# Is this a pontil...



## woodswalker (Jun 18, 2010)

Whole bottle....


----------



## woodswalker (Jun 18, 2010)

.....


----------



## woodswalker (Jun 18, 2010)

Im a newbie...but I'm really thinking thats a pontil and this must be a pretty OLD bottle?


----------



## kungfufighter (Jun 18, 2010)

It is a pontil.  The pitcher is a beautiful but recently made piece of Mexican glass.


----------



## woodswalker (Jun 18, 2010)

Ok heres the Pontil...had my pics mixed up....


 So please help me find out about this beauty!!!!


----------



## woodswalker (Jun 18, 2010)

So it's not old if its Mexican?  Well that stinks but I like it....I thought only the oldies had Pontil marks on them and how can you tell the difference?????[8|][8|][8|][8|]


----------



## kungfufighter (Jun 18, 2010)

Many modern objects are still blown in a traditional manner that leaves the mark of a punty rod on the base.  The "tell" that this is not an early piece is the color and type of glass, the non-utilitarian nature of the form (in that this piece would not "work" well) and most importantly, the "upside down" handle (where the handle is heavier at the lower attachment point than the upper attachment point).


----------



## woodswalker (Jun 18, 2010)

Well good to know info...but I still love it!!! And it's my favorite color to!!!


----------



## kungfufighter (Jun 18, 2010)

No reason not to love it.


----------



## woodswalker (Jun 18, 2010)

I do!!! Its purple[]


----------



## Poison_Us (Jun 18, 2010)

> ORIGINAL:  kungfufighter
> 
> Many modern objects are still blown in a traditional manner that leaves the mark of a punty rod on the base.  The "tell" that this is not an early piece is the color and type of glass, the non-utilitarian nature of the form (in that this piece would not "work" well) and most importantly, the "upside down" handle (where the handle is heavier at the lower attachment point than the upper attachment point).


 
 The handle info I would have never noticed just looking at it.


----------



## whiskeyman (Jun 25, 2010)

Woodswalker...nice little item. I believe it was made to mimic or be a copy of the early midwestern swirl bottles & flasks. Several of which can be seen on the below webpage.  I have also seen your pitcher in an aqua swirl as well as creamers and sugars in swirled blue glass , also made in Mexico.

midwestern swirl  
 http://earlyamericanglass.net/27101.html?*session*id*key*=*session*id*val*


----------



## woodswalker (Jun 25, 2010)

Excellent site Whiskeyman I found my bottle and it is rare!!!

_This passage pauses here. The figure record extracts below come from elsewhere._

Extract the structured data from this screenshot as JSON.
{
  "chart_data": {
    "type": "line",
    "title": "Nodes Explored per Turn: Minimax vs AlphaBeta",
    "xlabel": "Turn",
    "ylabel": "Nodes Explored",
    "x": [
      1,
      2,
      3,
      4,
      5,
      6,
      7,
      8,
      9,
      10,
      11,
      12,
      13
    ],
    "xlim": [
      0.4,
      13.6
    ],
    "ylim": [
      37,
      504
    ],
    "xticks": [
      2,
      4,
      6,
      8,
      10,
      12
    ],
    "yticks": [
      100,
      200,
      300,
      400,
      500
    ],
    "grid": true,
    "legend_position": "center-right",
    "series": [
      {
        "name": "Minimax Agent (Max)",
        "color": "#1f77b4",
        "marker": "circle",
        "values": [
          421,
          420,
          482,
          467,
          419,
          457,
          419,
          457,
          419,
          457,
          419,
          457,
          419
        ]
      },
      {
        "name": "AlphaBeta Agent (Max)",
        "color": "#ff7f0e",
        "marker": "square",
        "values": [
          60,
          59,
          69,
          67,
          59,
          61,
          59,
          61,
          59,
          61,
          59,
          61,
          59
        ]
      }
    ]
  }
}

*Extremely Rare - Midwest probably Pittsburgh, 16 ribs amethyst cruet,  ca 1800-1830. *Applied hallow handle, dark amethyst, tooled mouth  with pour spout pontil scar, height. 7 6/8 inches, dia. 5 1/2 inches.  These are very desirable among collectors and a must have for any  midwest collector. Loss to handle and a large crack along the back.  The  last one of these sold at Green Valley for 10K. *~SOLD~*


----------



## woodswalker (Jun 25, 2010)

Looks like the same one to me....What a beauty!! I love purple[][]


----------



## Wangan (Jun 25, 2010)

Wow! Congratulations! You need to check that spot thoroughly!


----------



## woodswalker (Jun 25, 2010)

Well to be honest...I found it in an antique store...but I'm going back tomorrow for more of my minni tea sets....( my true love) I need to think of a way to display them tho and make some cases!!!....Perfect time for ideas this weekend...i think its going to rain[&:]


----------



## woodswalker (Jun 25, 2010)

.....


----------



## Wangan (Jun 25, 2010)

Sorry about that last comment,wrong post.[&o]

 Thats a pretty piece no matter what.


----------



## Wangan (Jun 25, 2010)

You need an antique doll house to put them in.[]


----------



## mdavenport (Jun 25, 2010)

How about a shadowbox... make it seem as though you are looking down on a tabletop?  Of course you'd have to glue the dishes to the "tabletop."  Might look cool, though.
 Mike


----------